1. Reach out to the retailers
The best way to be the first to know about upcoming sales, discounts, and promotions is to make an electronic connection with the sellers as soon as possible.
Visit the retailers’ websites to friend them on Facebook, follow them on Twitter, and sign up for any e-mail newsletters they offer.
Don’t worry, they won’t be offended if you unfriend or unfollow after the holidays are over (we make no such guarantees as to what the reaction will be from your family or in-laws if you do the same thing to them).
2. Buy low
Sure, you want to get the best price possible on your gift list, and are probably willing to wait to see if prices drop even more as Christmas nears.
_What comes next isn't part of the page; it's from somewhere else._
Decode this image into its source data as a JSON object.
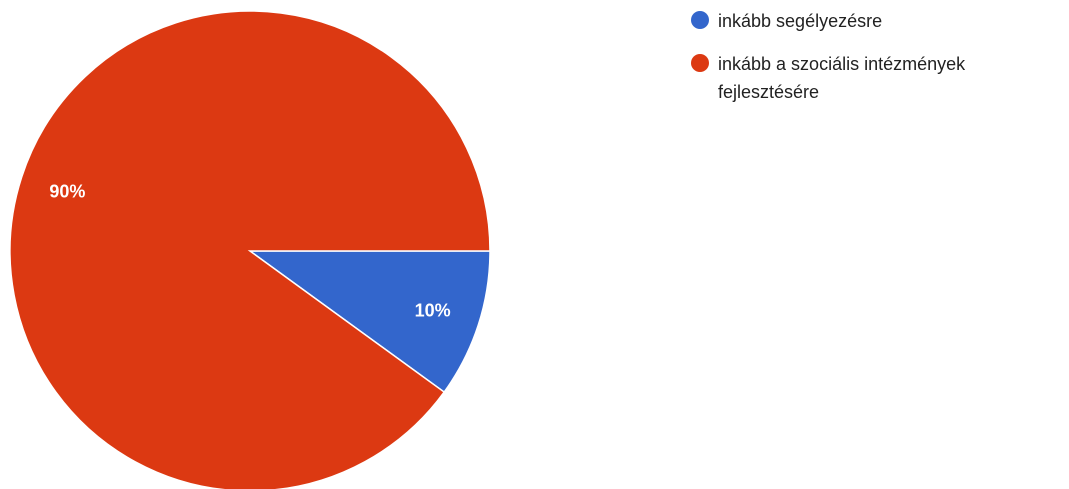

But time is of the essence, especially if you plan on having the product shipped to you before the December 25th.
You can save money today and predict if and when prices on a particular item might drop by using an app or website like PriceGrabber.com, ShopAdvisor.com, and (for shopping on Amazon.com) CamelCamelCamel.com.
3. Log in, log out
Some online retailers offer different prices to different shoppers. If you’re trying to get the best possible price on a bigger-ticket purchase, first visit the site without logging in to your account.
Then, in a separate browser window, visit the same site and product page, and log in to see if there is a discrepancy in prices quoted. You can take this strategy one step further by simultaneously hitting the “control, alt, and delete” keys to clear any tracking programs on your computer.
4. Credit, not debit
Once you’re ready to pull the proverbial trigger on a purchase, you have to choose which method of payment you will use.
If you are self-aware and self-disciplined enough to limit your spending to only the money in your bank account, then by all means use your debit card to pay for your online purchases.
But if the payment information you’ve used at a site ever falls into the wrong hands, generally you will have less potential liability if it’s from a credit card, rather than if you used a debit card.
Using a credit card can also give you some potential leverage with the merchant if you’re dissatisfied with the transaction, as the card issuer may agree to “hold” the payment to the merchant until the problem is resolved.
Finally, when you certain credit cards to make a purchase, you will get protection or warranties that go beyond what’s offered by the manufacturer or retailer.
Just make sure to check your account statements online or in the mail to ensure that you are only billed for your purchases, and only in the amounts that you agreed to pay.
And if you do use your credit cards, try to get them paid off before the interest charges start accruing and the unpaid balances begin to affect your credit score.
5. Save on shipping
Of course, two of the biggest obstacles to holiday shopping online are the cost of getting your purchases to your intended destination, and making sure they arrive before the 25th.
There is a special promotional campaign that should alleviate your concerns. On December 18th nearly a thousand online retailers will offer free shipping on most purchases made that day, and guarantee that the items will arrive by Christmas Eve.
Visit freeshippingday.com to find out which stores are participating in the December 18th promotion, and what other special offers may be available.